TRIBUNNEWSBOGOR.COM -- Gunung Lewotobi Laki-laki hingga saat ini masih erupsi dan mengeluarkan abu vulkanik.
Sejumlah desa di Kabupaten Flores Timur, Nusa Tenggara Timur (NTT), dilanda hujan abu vulkanik dalam dua hari terakhir akibat dampak erupsi Gunung Lewotobi Laki-laki.
Desa yang terdampak meliputi wilayah hunian sementara di Desa Konga, serta desa lain seperti Lewolaga dan Serinuho di Kecamatan Titehena.
“Hujan abu halus sudah terjadi dua hari,” ujar Kepala Desa Klantanlo, Petrus Muda saat dihubungi, Kamis (23/9/2026).
Menurut Petrus, sebelumnya abu vulkanik mengarah ke Kabupaten Sikka. Namun, dalam tiga hari terakhir abu vulkanik cenderung mengarah ke Larantuka.
Petrus menyebut, kondisi tersebut sangat menganggu aktivitas warga terutama saat berada di luar rumah.
“Kalau kita tidak pakai alat pelindung seperti masker dan kacamata, sangat terasa dampak abu. Mata perih,” katanya.
Petrus mengungkapkan bahwa dia saat ini bersama ribuan warga lainnya menetap di hunian sementara di Konga.

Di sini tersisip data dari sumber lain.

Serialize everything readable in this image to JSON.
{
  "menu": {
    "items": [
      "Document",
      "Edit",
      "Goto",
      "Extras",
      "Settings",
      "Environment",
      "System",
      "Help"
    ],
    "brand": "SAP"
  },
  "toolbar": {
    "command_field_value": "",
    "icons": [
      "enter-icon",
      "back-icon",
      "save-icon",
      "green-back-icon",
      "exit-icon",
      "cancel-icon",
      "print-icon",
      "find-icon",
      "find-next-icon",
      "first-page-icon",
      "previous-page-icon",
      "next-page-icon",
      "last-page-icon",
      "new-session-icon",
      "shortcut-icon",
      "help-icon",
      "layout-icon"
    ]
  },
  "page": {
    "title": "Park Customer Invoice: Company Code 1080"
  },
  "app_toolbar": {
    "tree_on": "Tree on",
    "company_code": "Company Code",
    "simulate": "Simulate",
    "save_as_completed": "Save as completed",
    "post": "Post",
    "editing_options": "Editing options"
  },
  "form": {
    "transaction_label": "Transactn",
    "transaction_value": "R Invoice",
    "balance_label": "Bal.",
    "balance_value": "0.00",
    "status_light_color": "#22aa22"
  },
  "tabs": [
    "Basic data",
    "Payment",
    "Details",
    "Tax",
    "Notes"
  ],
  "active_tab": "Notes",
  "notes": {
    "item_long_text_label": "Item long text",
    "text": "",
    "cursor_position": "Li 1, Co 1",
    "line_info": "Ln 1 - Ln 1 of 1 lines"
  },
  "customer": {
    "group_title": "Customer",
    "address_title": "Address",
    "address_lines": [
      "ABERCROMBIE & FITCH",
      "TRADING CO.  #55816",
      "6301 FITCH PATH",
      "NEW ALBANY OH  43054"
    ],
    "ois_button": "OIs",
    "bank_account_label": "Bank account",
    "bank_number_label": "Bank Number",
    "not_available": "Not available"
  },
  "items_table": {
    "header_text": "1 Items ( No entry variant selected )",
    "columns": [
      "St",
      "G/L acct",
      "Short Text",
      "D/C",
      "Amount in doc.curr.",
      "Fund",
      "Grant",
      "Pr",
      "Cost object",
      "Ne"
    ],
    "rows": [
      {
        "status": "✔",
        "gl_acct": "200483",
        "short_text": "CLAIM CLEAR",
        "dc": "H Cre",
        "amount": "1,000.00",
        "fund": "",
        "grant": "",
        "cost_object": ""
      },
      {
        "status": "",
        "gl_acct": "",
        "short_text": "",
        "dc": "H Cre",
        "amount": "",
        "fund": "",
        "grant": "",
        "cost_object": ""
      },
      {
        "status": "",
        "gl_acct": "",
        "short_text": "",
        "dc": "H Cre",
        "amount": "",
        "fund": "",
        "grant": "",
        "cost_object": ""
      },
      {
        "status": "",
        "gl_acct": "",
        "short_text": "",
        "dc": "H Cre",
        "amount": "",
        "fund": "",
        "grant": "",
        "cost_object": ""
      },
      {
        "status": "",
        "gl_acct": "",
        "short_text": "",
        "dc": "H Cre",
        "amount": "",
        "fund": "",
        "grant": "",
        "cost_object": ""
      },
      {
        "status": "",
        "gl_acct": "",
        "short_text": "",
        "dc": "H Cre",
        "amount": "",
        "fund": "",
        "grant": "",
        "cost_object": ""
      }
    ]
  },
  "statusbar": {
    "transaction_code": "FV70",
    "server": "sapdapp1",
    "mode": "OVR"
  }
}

Menurut dia, beberapa desa di lereng Gunung Lewotobi Laki-laki, termasuk Klatanlo sudah tidak layak untuk ditempati lantaran berada dalam kawasan rawan bencana erupsi.
Rikardus (30) warga lainnya, berharap situasi dapat segera pulih agar dapat kembali beraktivitas normal, terutama untuk kembali berkebun.
“Kami hanya bisa pasrah dengan keadaan alam,” ujarnya.
Pos Pengamat Gunung Api (PGA) Lewotobi Laki-laki melaporkan adanya erupsi pada Kamis, 16.53 Wita dengan tinggi kolom abu teramati mencapai 1.000 meter.
Kolom abu teramati berwarna kelabu dengan intensitas tebal membumbung ke arah utara.
“Erupsi ini terekam di seismogram dengan amplitudo maksimum 22.2 mm dan durasi sekitar 4 menit 5 detik,” ujar Kepala Pos PGA Lewotobi Laki-laki, Herman Yosef Mboro dalam keterangannya, Kamis.